Em 21 de dezembro de 1992, a aeronave McDonnell Douglas DC-10-30CF, prefixo PH-MBN, operado pela companhia aérea holandesa Martinair (foto abaixo), operava o voo 495, um voo internacional de passageiros entre o Aeroporto Internacional Amsterdam-Schiphol, na Holanda, e o Aeroporto de Faro, em Portugal, levando a bordo 327 passageiros (estre eles 12 crianças e oito bebês) e 13 tripulantes.
A aeronave batizada "Anthony Ruys" em homenagem a um ex-comissário da Martinair, foi construído em 1975 com o número de série 46924, foi entregue a Martinair em 26 de novembro de 1975. No entanto, a Martinair alugou-o a três companhias aéreas asiáticas de outubro de 1979 a setembro de 1981. Desde então, até ao acidente, foi operado exclusivamente pela Martinair, apenas interrompido no início de 1992 por um contrato de arrendamento de curta duração com a World Airways. No início de 1992, ele foi vendido à Força Aérea Real Holandesa para uma conversão planejada para um KDC-10.
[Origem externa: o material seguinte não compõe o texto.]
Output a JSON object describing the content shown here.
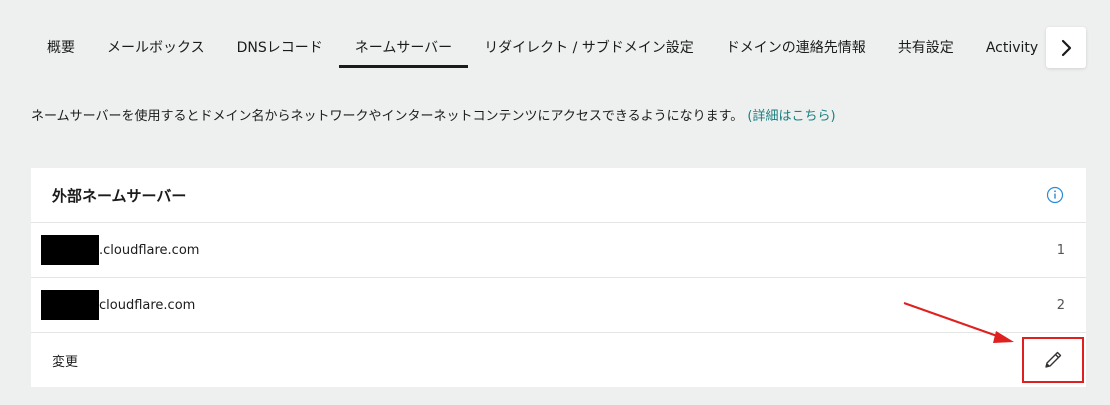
{
  "tabs": [
    {
      "label": "概要"
    },
    {
      "label": "メールボックス"
    },
    {
      "label": "DNSレコード"
    },
    {
      "label": "ネームサーバー",
      "active": true
    },
    {
      "label": "リダイレクト / サブドメイン設定"
    },
    {
      "label": "ドメインの連絡先情報"
    },
    {
      "label": "共有設定"
    },
    {
      "label": "Activity"
    }
  ],
  "description": {
    "text": "ネームサーバーを使用するとドメイン名からネットワークやインターネットコンテンツにアクセスできるようになります。",
    "link": "(詳細はこちら)"
  },
  "card": {
    "title": "外部ネームサーバー",
    "nameservers": [
      {
        "name": ".cloudflare.com",
        "index": "1"
      },
      {
        "name": "cloudflare.com",
        "index": "2"
      }
    ],
    "change_label": "変更"
  },
  "colors": {
    "accent_link": "#1a7f7f",
    "info_icon": "#2a8bd8",
    "highlight": "#e02020",
    "active_tab_underline": "#1b1b1b"
  }
}
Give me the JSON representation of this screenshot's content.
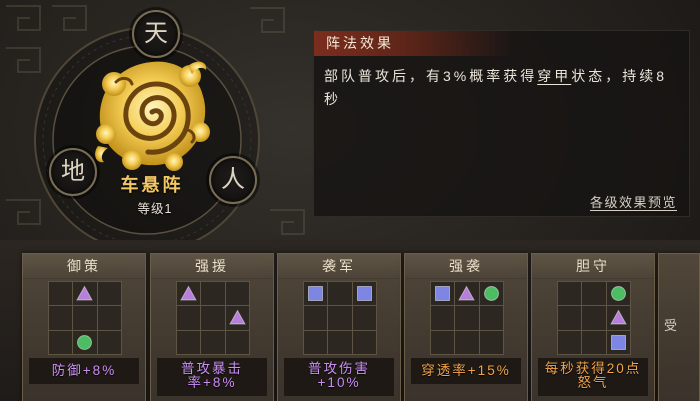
{
  "formation": {
    "name": "车悬阵",
    "level": "等级1",
    "icon": "golden-swirl-icon",
    "seals": [
      {
        "glyph": "天"
      },
      {
        "glyph": "地"
      },
      {
        "glyph": "人"
      }
    ]
  },
  "effect": {
    "header": "阵法效果",
    "desc_pre": "部队普攻后，有3%概率获得",
    "desc_keyword": "穿甲",
    "desc_post": "状态，持续8秒",
    "preview_link": "各级效果预览"
  },
  "markers": {
    "triangle": "#b67fd9",
    "circle": "#4cbd63",
    "square": "#7e86e3"
  },
  "label_colors": {
    "purple": "#c98ff2",
    "orange": "#f2a44a"
  },
  "cards": [
    {
      "title": "御策",
      "slots": [
        "",
        "triangle",
        "",
        "",
        "",
        "",
        "",
        "circle",
        ""
      ],
      "label": "防御+8%",
      "label_color": "purple"
    },
    {
      "title": "强援",
      "slots": [
        "triangle",
        "",
        "",
        "",
        "",
        "triangle",
        "",
        "",
        ""
      ],
      "label": "普攻暴击率+8%",
      "label_color": "purple"
    },
    {
      "title": "袭军",
      "slots": [
        "square",
        "",
        "square",
        "",
        "",
        "",
        "",
        "",
        ""
      ],
      "label": "普攻伤害+10%",
      "label_color": "purple"
    },
    {
      "title": "强袭",
      "slots": [
        "square",
        "triangle",
        "circle",
        "",
        "",
        "",
        "",
        "",
        ""
      ],
      "label": "穿透率+15%",
      "label_color": "orange"
    },
    {
      "title": "胆守",
      "slots": [
        "",
        "",
        "circle",
        "",
        "",
        "triangle",
        "",
        "",
        "square"
      ],
      "label": "每秒获得20点怒气",
      "label_color": "orange"
    },
    {
      "partial_text": "受"
    }
  ]
}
A aeronave envolvida é vista no Aeroporto de Faro, o aeroporto do acidente, em 1985 |
O primeiro oficial foi Ronald J. H. Clemenkowff, de 31 anos. Ele estava na Martinair há três anos, com 2.288 horas de voo, 1.787 delas no DC-10.
O engenheiro de voo era Gary W. Glans, de 29 anos, que estava na Martinair há apenas oito meses. No entanto, ele trabalhou para a Canadian Airlines e para a Swissair de 1988 a 1992. Glans teve um total de 7.540 horas de voo, incluindo 1.700 horas no DC-10.
Embora o voo 495 esteja programado para decolar às 05h12, horário local, devido a problemas técnicos que são finalmente resolvidos, acumula um atraso significativo. Faltavam apenas dez para as seis da manhã quando ele se posiciona no início da pista para prosseguir com a decolagem que acontece às 05h52.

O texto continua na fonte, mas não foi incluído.